Kantner, who hosted the evening and introduced all the acts, returned for his second set with “Mariel” and then Slick took the keyboard for her dreaded moment. She sang a new original called “Common Market Madrigal,” a flowing, melodic piece, lyrically tripping through Europe (“The castles on the Rhine don’t mind the time”), and only the most discerning eye could have detected her anxiety.

“That’s the first time I’ve ever done that,” she confessed to the crowd as soon as she finished. “and the last time.”

Standing Ovation

With that, Kantner began strumming some familiar chords on guitar, and she lit into “White Rabbit,” the Jefferson Airplane hit. For once the carefully drawn lyrics came out clean and clear, without a rock band booming behind her, and the audience exploded into a standing ovation as she finished with the line “Feed your head.”

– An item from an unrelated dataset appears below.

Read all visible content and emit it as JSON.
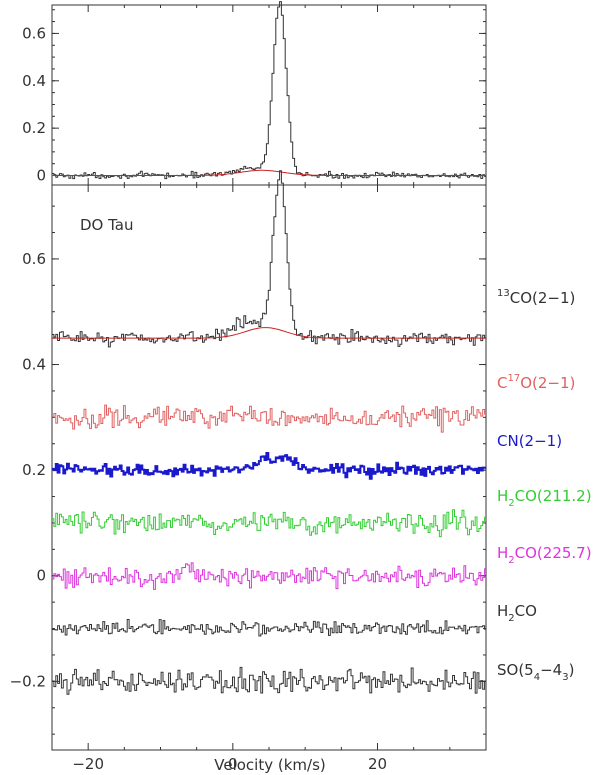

Michelle Shocked, who recently made her major record label debut, turned out to be a rare treasure. Stick skinny in black, a bean pole behind a big acoustic guitar, she beamed her way through a selection of witty, whimsical songs that read as offhandedly as a diary.

Billy Bragg is a British firebrand who opened his set with a moving and risky version of Sam Cooke’s “A Change Gonna Come,” pulling the arching gospel melody into a folk vein and making it come alive in his hands. Virtually every song he sang was introduced in a political context, be it an angry denunciation of his country’s press laws or a sympathetic portrait of union miners.

The entire ensemble returned for a rip-roaring three-song jam session based around Nicaraguan songs that Mancotal fired up. Slick, relaxed and confident now with her crisis passed, leaned into the songs, curling a kind of Spanish yodel around on one song, shouting “Banana, banana.”

“It worked,” Kantner exclaimed about the benefit. “Those things haven’t worked in at least 10 years, but that was like the Fillmore in the ‘60s.”